A couple of weeks ago, I turned and walked away from our youngest son, got into my car and headed for home without him. I was leaving him to live with a stranger he’d met online and to assume full responsibility for all of his day-to-day decisions. For the first time in 18 years, I would not know precisely where he was or with whom he was. And in a lot of ways, that was all part of the plan.

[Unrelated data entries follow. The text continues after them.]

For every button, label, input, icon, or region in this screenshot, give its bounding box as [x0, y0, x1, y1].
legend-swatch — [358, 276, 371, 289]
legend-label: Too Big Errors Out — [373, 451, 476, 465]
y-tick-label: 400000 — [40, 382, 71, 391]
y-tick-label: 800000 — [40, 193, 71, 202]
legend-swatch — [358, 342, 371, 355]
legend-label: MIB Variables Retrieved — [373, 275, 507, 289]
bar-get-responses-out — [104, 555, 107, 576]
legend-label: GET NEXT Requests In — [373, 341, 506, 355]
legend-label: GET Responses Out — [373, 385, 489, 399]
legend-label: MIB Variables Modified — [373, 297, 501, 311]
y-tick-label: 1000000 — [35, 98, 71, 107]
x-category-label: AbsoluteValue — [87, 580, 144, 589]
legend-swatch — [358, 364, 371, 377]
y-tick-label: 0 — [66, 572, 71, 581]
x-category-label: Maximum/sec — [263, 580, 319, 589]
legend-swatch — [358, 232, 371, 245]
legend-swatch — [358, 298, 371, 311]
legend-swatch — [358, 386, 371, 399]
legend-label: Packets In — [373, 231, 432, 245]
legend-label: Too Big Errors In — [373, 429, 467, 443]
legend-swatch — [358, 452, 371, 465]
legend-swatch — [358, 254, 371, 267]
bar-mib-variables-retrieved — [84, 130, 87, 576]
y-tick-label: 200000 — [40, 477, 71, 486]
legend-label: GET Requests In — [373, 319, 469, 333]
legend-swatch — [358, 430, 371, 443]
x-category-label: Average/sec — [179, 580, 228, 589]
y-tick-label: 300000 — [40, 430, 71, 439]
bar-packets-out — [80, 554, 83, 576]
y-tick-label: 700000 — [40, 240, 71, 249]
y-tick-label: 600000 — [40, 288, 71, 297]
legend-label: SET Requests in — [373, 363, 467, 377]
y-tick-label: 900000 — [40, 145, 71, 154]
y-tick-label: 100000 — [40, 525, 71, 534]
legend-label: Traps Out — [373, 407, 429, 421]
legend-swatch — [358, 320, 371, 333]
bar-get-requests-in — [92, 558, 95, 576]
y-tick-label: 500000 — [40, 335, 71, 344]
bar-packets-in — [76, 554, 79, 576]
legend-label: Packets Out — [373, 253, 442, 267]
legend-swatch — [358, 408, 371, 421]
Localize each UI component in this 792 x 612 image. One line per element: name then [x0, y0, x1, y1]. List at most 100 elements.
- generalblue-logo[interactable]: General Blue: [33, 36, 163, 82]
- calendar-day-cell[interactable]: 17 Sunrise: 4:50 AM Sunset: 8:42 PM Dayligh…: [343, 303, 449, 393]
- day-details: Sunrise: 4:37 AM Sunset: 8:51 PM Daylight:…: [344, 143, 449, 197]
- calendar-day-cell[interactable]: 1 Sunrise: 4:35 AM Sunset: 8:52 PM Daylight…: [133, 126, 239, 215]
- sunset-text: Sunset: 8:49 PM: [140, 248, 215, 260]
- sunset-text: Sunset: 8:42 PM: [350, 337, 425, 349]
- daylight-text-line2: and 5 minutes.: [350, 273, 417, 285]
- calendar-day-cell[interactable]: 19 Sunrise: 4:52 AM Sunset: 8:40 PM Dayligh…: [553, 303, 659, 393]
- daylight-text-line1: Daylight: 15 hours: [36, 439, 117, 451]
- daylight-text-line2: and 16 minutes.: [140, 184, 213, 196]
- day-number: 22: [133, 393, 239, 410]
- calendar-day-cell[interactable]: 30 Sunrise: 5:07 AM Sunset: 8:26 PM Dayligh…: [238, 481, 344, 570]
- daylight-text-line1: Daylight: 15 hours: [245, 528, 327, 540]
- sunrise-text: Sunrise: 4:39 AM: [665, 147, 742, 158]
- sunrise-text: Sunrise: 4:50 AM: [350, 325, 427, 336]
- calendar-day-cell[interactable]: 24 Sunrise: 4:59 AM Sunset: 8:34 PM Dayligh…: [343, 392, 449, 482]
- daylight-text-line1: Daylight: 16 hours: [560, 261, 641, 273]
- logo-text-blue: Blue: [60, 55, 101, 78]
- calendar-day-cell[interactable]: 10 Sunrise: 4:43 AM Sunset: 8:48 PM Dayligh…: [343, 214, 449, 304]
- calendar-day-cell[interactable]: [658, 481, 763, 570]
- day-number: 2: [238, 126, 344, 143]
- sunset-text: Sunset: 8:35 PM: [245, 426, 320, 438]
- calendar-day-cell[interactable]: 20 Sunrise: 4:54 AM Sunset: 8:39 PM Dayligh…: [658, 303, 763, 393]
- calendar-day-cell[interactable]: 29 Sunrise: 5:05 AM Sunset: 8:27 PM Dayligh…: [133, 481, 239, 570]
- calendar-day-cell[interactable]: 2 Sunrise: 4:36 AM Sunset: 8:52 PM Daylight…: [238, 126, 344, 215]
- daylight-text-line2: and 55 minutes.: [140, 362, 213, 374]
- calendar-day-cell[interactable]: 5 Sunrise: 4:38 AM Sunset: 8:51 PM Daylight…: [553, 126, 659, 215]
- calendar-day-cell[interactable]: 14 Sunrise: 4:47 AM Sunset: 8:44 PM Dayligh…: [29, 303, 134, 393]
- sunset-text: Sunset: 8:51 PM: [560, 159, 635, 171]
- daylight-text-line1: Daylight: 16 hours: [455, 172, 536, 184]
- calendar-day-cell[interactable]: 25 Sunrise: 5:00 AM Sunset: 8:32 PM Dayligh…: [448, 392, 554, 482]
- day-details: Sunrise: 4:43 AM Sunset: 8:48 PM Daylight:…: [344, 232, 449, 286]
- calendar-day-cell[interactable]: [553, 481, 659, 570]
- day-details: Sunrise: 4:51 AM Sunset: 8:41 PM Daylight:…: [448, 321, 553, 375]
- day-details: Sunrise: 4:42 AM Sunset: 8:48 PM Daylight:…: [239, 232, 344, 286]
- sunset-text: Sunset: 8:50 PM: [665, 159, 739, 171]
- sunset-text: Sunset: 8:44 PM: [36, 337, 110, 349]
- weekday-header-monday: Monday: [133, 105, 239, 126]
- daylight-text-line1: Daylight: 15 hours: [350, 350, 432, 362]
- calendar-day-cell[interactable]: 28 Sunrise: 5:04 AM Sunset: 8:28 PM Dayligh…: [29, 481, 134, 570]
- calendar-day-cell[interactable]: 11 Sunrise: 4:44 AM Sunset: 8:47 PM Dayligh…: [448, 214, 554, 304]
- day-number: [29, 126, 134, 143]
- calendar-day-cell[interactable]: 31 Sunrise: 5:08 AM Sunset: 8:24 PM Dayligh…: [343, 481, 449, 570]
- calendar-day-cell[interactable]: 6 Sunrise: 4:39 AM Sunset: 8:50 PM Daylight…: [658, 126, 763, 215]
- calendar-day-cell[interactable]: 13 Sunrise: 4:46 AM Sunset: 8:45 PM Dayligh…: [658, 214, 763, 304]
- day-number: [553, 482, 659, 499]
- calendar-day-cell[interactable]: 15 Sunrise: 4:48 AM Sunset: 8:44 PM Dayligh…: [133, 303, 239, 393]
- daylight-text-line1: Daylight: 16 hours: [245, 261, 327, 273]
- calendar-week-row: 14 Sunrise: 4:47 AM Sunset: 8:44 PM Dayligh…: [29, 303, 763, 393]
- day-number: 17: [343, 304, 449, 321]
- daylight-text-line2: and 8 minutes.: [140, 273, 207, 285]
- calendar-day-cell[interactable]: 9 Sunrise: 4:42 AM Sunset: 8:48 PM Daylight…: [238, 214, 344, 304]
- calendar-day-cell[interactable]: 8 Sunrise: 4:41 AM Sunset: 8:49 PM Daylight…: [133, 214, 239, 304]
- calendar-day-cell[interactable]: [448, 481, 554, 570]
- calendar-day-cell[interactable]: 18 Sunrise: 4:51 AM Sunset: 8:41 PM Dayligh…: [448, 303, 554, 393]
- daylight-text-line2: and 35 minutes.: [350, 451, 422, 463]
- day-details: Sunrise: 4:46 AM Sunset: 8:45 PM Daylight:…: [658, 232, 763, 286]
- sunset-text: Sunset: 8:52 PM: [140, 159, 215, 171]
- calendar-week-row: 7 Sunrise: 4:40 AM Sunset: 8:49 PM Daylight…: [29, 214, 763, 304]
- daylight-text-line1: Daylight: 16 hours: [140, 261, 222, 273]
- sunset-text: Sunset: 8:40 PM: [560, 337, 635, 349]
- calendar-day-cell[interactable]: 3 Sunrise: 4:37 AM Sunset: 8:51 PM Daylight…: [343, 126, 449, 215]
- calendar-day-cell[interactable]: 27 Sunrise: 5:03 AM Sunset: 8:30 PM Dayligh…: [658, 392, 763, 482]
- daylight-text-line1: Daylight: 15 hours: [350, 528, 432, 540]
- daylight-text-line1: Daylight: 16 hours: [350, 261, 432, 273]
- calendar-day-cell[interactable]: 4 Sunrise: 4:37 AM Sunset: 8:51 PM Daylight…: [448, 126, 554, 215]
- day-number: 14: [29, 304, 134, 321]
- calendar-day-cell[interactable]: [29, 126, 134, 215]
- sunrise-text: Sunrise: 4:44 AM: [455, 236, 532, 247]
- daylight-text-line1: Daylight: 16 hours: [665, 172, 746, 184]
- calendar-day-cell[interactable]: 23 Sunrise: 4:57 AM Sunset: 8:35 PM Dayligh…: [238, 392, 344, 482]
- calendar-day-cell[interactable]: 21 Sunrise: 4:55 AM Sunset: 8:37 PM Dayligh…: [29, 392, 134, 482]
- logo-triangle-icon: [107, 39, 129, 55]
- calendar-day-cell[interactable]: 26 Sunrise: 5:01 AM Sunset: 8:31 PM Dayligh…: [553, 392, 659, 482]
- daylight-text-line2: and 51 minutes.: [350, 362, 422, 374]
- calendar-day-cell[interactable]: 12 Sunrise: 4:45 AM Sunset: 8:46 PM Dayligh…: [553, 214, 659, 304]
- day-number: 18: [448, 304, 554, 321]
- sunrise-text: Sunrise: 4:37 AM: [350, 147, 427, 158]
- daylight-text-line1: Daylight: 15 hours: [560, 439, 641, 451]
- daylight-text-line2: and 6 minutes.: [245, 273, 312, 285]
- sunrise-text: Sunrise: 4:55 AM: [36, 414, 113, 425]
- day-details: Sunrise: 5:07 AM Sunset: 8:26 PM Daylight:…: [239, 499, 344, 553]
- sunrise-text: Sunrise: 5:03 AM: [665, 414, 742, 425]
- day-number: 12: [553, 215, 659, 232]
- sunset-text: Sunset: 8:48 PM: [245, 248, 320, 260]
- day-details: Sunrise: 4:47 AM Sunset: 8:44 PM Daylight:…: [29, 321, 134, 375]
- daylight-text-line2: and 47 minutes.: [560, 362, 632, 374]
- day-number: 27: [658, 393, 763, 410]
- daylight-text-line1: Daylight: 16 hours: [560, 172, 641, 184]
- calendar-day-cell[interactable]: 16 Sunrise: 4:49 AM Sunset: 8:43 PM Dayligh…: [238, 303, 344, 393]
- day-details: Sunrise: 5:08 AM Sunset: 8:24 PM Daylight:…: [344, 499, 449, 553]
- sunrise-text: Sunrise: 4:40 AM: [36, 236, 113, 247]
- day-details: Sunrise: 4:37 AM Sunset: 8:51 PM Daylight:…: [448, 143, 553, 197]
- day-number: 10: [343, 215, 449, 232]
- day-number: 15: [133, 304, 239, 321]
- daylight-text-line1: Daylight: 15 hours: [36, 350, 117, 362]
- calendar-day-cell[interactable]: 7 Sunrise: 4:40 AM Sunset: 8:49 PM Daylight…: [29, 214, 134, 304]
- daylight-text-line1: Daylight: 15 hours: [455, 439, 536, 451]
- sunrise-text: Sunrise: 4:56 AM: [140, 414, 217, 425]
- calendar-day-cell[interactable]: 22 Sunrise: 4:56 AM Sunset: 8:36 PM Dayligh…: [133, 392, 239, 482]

When our family moved to North Carolina, he was a toddler and his brothers were 5 and 7; one of the things that had drawn us here was the commitment to education that their father and I felt mirrored our home state, Virginia. If our boys chose to attend a public college in North Carolina, they would enjoy stellar academics at a reasonable price. We were in it for the long haul, and as I drove away from his dorm last month, our son was preparing to reap the benefits of a decision made when he could barely walk.
At least I hope he will.
In the six short years since his oldest brother began his college education, North Carolina’s public colleges and universities have faced challenges not of their own making. The state’s vaunted system of higher education has been threatened by financial constraints, politically motivated manipulation, and the message from some elected leaders that the critical thinking skills inherent in a liberal arts education need not be a priority and indeed might be a problem.
Encouraging the sort of innovation that gave rise to Research Triangle Park and now continues to feed it seems less important to some politicians than high-level efforts to weaken academic freedom, not to mention muddying the otherwise inviolate distinction between science and opinion.
Others recognize the danger inherent in what the UNC system is facing and are hoping to re-prioritize higher education in North Carolina during this election year. The NC Council of Churches is working with local leaders in the Faculty Forward Network to hold a town hall on Monday, September 19 from 6 to 7:30 p.m. at Durham’s Center for Responsible Lending, 302 West Main Street. The focus is on increasing public investment in instruction and research and on improving work conditions for faculty. Addressing high-interest student loan debt and the rising cost of tuition and textbooks are also concerns.
Professors, students, elected leaders and others have been invited to share their vision for higher education in North Carolina on the 19th. The public is encouraged to attend.
By the time our newest college freshman graduates, we will have had at least one son in the UNC system for 10 consecutive years. We hope the university he leaves will be an even better place for learning than the one he entered but recognize that the promise of a fine public higher education in North Carolina is no longer a guarantee. Please join with the Council and the Faculty Forward Network as we work toward a renewed commitment to our state’s public colleges and universities.